This slot in our post schedule for ModernGraham is devoted to a Question and Answer session. Since this is the first time we’ve done this, we only have one question which is addressed below. However, if you have a question that you would like our thoughts on, please email email@example.com and it may be addressed in next week’s issue.
Our only question this week (from Abuelo’s comment on yesterday’s post) is regarding our portfolio tracking and whether or not we will be continuing the portfolios. At this point, we are not planning on continuing the defensive and enterprising quantitative portfolios (Low PE, Value, and High ROIC) because of issues with our computer data systems. I had created an Excel spreadsheet that downloaded data to screen for companies that fit the portfolio requirements, but we are having difficulty obtaining the data to continue this process. Rest assured, we have received numerous requests that we continue the portfolios and are exploring options to replace or fix the issues.
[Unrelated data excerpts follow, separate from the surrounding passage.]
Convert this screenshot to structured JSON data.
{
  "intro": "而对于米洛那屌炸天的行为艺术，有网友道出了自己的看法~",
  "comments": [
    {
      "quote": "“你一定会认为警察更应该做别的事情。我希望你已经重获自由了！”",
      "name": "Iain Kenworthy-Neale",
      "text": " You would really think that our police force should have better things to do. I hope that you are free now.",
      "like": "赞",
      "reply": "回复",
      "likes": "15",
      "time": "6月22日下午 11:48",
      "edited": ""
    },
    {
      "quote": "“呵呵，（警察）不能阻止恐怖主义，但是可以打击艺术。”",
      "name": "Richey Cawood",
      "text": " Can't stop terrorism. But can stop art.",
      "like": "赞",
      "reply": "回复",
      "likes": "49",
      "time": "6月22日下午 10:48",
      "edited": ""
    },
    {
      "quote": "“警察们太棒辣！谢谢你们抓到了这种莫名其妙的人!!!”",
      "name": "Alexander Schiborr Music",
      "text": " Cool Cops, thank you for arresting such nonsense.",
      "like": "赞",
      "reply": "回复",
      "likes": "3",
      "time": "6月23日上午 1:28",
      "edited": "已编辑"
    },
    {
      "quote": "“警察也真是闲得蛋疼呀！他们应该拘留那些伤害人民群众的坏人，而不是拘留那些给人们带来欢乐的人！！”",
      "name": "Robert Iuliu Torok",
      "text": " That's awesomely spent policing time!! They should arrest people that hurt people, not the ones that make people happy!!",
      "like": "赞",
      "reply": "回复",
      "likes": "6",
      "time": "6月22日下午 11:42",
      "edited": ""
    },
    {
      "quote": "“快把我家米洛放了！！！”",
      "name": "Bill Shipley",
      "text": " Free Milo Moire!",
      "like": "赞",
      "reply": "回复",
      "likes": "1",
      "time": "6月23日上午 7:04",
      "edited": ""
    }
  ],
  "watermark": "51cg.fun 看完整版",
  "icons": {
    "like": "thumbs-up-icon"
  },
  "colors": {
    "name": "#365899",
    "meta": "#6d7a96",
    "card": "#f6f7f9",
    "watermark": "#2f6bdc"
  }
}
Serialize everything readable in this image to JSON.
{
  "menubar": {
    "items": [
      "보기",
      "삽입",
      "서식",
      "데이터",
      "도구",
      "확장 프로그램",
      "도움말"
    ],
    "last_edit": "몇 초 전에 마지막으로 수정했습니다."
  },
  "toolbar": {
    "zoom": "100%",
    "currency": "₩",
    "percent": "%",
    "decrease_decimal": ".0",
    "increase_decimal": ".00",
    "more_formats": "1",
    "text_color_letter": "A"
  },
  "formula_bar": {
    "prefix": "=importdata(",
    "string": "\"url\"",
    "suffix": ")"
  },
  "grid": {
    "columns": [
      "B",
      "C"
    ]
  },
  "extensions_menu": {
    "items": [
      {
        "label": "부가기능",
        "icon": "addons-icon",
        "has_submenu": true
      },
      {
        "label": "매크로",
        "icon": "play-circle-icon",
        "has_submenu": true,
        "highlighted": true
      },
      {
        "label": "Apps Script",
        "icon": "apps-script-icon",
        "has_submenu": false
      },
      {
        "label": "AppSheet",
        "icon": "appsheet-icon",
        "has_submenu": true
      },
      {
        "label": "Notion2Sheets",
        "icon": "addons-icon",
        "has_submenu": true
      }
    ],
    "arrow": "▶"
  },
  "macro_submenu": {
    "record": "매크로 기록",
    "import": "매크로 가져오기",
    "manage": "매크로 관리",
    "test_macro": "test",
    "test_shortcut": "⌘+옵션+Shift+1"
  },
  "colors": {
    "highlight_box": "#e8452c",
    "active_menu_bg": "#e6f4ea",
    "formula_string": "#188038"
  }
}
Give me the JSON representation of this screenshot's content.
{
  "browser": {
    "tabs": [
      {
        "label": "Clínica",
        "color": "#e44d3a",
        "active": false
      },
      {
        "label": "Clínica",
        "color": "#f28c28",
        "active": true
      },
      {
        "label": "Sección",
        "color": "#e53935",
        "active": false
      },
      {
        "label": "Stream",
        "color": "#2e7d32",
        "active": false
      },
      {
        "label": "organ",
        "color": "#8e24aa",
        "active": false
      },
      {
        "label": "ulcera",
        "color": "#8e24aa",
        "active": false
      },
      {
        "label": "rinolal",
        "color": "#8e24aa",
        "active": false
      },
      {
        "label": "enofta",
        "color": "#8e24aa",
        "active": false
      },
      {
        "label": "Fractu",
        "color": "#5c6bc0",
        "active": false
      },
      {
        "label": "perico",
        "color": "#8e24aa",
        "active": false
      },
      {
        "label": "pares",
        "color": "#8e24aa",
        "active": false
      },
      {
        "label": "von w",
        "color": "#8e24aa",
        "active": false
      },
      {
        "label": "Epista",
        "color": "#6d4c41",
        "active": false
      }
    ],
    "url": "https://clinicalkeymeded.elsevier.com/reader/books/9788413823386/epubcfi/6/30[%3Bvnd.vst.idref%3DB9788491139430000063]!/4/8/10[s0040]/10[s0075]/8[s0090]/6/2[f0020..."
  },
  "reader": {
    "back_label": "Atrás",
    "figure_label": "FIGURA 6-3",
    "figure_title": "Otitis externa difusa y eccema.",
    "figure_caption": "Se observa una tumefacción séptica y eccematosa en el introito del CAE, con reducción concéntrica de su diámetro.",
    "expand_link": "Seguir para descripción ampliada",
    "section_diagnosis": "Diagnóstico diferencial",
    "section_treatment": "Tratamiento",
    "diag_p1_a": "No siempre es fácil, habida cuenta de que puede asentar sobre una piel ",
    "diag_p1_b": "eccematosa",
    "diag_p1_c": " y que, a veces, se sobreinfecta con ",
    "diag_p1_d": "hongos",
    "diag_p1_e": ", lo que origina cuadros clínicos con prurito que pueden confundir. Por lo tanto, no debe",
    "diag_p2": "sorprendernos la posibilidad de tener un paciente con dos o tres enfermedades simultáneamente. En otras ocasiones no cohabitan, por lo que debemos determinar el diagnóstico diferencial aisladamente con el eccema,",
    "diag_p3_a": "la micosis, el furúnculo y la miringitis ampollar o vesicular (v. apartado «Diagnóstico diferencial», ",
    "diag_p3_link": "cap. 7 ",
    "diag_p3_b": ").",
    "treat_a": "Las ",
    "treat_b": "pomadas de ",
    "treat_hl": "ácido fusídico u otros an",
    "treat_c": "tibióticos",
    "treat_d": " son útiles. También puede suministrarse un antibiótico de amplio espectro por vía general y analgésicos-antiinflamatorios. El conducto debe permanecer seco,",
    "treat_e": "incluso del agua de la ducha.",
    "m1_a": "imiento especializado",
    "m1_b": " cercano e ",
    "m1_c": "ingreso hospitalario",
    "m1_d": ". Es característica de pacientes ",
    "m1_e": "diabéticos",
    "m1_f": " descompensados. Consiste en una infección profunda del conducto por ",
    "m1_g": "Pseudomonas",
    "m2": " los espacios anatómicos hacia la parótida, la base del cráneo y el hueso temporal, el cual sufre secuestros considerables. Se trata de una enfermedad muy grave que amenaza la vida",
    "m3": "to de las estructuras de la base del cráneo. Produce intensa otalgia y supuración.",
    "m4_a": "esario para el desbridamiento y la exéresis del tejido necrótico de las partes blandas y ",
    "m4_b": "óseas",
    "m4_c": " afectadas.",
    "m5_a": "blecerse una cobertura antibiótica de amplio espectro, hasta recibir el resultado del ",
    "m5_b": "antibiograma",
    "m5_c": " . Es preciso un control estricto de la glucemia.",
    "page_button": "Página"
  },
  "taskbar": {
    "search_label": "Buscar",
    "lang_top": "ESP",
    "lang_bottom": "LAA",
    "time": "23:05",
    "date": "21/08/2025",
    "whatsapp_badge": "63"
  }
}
One option that we are exploring is a web-based utility that is in the works (that is all I can say about it at this point). Also in response to Abuelo, Jon and I started designing the blog in July 2006 with our first post on
The second part of this post is for ramblings and insights straight from my mind. With Halloween around the corner, I’d like to talk about the emotion of fear and how it can play a role in investment decisions. Fear is a reaction that we all hold at some point on a regular basis. Most of the time we are capable of controlling our fear and not letting it affect us. Despite the regularity of fear, it is paramount to the intelligent investor to leave the emotion behind when conducting research or investment decisions.
We must keep our fears out of our investment decisions because when we are under the influence of fear, we act irrationally. An irrational investor is not an intelligent investor. Since all investors often speak in terms of abbreviations and acronyms, let us refer to the fearful investor as one who is UIF (Under the Influence of Fear). Being UIF should be considered a crime to the individual (obviously it shouldn’t be a crime in the sense that it is punishable by the government) and the individual should teach themselves to recognize the situation and react accordingly. How can you tell if you are acting under fear? Let us examine a couple of symptoms:
1) Refusing to examine a security that has fallen in price simply because you believed it was a value when you purchased it. The problem here is that things do change and even if we are correct in finding a value one day, it is possible that the conditions within the company have changed and we would not find it suitable as an investment today. You must ask yourself, why continue to own something that I wouldn’t buy today?
2) Selling a security immediately upon hearing bad news for the company and seeing the rest of the market sell as well. We must remember that the market almost always overreacts initially. In addition, when news breaks out, the response time is so quick in today’s semi-strong efficient economy that it is impossible for the individual investor to avoid the initial drop in price. In other words, if you’ve already lost 10% on day one, why not risk losing 2-3% in the next week so you can have time to conduct proper research and decide for yourself if the news merits a sale?
3) Buying because we fear holding cash and missing out on market-wide gains. In a perfect world, we would be able to find a new purchase immediately upon selling a security. However, the world is not perfect and there is often a period between holdings when we have cash on hand. The problem is that we are often fearful that we will miss out on big gains in the market if we do not hold anything. This leads some to buy without properly conducting research. Instead, you should remain rational and put your cash in a highly liquid environment like a money-market fund. Another good option would be to buy some 4-week T-Bills during your downtime – that would give you a risk-free return while forcing you to wait for 4-weeks and think about your investment options.
That’s it for this week. Keep in mind that intelligent investing is a long-term goal and that fear is a short-term reaction to a situation.